Belfast man jailed for stabbing his sleeping grandmother

image captionJudge McFarland deemed William Cuthbert 'dangerous'

A man has been jailed for stabbing his grandmother in the chest.

William Cuthbert, 29, was "off his head on drink and drugs" when he attacked the pensioner while she slept in their east Belfast home in June 2017.

She suffered a laceration to her lung and a defensive wound to her arm.

At Belfast Crown Court on Tuesday Cuthbert, whose address was given as HMP Maghaberry, was jailed for 28-months with a further two years on licence.

'Don't hurt me'

Belfast Crown Court heard that during the attack, the elderly victim said, "Please Willy, don't hurt me."

Despite attending hospital and allowing police to access her medical records, the injured pensioner did not make a complaint against her grandson, and did not co-operate for a victim impact report.

Outlining the crown's case, prosecution barrister Kate McKay said police were called to Trillick Court on June 22 last year following a report that a woman had been stabbed in the chest.

Ms McKay said the caller - a granddaughter of the woman stabbed - told police her grandmother had been sleeping in the living room when she sustained a stab wound to her chest.
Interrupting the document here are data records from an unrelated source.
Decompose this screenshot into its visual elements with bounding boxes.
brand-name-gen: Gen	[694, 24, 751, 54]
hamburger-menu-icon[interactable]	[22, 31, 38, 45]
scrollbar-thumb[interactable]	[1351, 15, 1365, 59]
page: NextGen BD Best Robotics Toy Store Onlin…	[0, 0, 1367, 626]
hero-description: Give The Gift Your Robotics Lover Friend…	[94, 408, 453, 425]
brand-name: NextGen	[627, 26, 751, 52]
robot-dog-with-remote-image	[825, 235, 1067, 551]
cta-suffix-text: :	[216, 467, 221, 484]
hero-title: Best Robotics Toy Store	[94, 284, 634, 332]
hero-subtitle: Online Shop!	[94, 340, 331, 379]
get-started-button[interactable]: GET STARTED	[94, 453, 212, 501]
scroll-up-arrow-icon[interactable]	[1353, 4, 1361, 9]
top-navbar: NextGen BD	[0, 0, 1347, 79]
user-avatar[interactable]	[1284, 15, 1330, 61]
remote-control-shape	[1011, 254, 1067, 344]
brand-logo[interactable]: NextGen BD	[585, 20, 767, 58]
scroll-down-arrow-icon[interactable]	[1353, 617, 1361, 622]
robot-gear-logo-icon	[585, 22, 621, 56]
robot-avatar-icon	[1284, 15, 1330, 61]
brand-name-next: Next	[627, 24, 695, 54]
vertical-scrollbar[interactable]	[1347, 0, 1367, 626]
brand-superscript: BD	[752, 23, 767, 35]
The caller also said her grandfather "came into the living room and saw the defendant standing over his grandmother with a steak knife in his hand."

The grandfather recognised the knife came from his kitchen, and an ambulance was called.

Under the influence

The court heard that during Cuthbert's arrest, the PSNI's armed support unit was called in to assist.

Ms McKay said that prior to the stabbing, police had seen Cuthbert in the street, were concerned for his well-being as he seemed to be under the influence or drink and/or drugs and had brought him back to the home he shared with his grandparents.

During police interviews, Cuthbert gave a 'no comment' response. He later admitted the offence.

Telling the court Cuthbert had a relevant criminal record, Ms McKay said: "There seems to be no motive, there was no bad feeling between him and his grandmother. The trigger is whatever he was under the influence of."

'Off his head'

Defence barrister Denis Boyd said his client's attack on his grandmother was "not a pre-planned or well thought out attack ... it was something that was committed under the influence of drink and drugs. He was simply off his head on drink and drugs and doesn't know what he was doing. He couldn't remember anything, in fact."

Mr Boyd said Cuthbert was "absolutely devastated" by what he did - especially as he was brought up by his grandparents after he suffered "appalling abuse as a child". This abuse, Mr Boyd said, resulted in Cuthbert being diagnosed with a range of mental health issues.

Saying his client had expressed genuine remorse, the defence barrister also revealed that whilst in remand Cuthbert has been attending programmes to tackle his addiction issues.